Journal of Clinical Investigation, 2022
Respiratory viruses such as influenza do not typically cause viremia; however, SARS-CoV-2 has been detected in the blood of COVID-19 patients with mild and severe symptoms. Detection of SARS-CoV-2 in blood raises questions about its role in pathogenesis as well as transfusion safety concerns. Blood donor reports of symptoms or a diagnosis of COVID-19 after donation (post-donation information, PDI) preceded or coincided with increased general population COVID-19 mortality.
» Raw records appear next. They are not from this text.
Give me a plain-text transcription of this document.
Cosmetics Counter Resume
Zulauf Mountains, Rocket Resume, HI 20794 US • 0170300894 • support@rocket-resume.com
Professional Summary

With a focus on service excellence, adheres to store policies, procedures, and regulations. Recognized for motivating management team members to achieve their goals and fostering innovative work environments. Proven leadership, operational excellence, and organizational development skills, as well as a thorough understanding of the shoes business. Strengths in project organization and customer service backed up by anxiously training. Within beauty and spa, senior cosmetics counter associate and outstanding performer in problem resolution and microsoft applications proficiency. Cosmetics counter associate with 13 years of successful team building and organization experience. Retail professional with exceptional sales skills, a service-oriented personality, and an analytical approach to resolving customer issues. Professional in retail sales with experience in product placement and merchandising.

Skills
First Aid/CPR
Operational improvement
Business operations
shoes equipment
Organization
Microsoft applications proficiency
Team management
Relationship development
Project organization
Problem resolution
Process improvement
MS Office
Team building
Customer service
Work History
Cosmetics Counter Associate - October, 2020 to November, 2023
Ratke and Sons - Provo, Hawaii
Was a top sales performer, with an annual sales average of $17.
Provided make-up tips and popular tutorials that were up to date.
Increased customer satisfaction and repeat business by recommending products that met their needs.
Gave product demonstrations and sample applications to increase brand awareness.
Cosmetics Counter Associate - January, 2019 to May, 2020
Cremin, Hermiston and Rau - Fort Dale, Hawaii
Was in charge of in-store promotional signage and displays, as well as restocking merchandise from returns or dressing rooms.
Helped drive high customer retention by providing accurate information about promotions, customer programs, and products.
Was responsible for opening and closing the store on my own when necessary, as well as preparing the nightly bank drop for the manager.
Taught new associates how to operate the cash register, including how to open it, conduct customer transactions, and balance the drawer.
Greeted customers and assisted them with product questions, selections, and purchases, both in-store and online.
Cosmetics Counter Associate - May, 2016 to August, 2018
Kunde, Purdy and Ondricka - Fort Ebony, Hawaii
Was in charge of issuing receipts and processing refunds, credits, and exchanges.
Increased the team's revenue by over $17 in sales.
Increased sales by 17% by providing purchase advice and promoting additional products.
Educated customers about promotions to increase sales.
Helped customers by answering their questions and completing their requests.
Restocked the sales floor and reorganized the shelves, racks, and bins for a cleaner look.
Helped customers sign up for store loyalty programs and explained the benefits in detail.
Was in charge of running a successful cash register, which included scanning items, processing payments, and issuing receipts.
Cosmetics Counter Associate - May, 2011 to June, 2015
Plasma samples from 2,250 blood donors who reported possible COVID-19 related PDI were tested for the presence of SARS-CoV-2 RNA. Detection of RNAemia peaked at 9-15% of PDI donors in late 2020 to early 2021 and fell to ~4% after implementation of widespread vaccination in the population. RNAemic donors were 1.2 to 1.4-fold more likely to report cough or shortness of breath and 1.8-fold more likely to report change in taste or smell compared to infected donors without detectable RNAemia. No infectious virus was detected in plasma from RNAemic donors; inoculation onto permissive cell lines showed <0.7-7 plaque forming units (PFU)/mL and into susceptible mice <100 PFU/mL in RNA positive plasma based on limits of detection in these models. These findings suggest that blood transfusions are highly unlikely to transmit SARS-CoV-2 infection.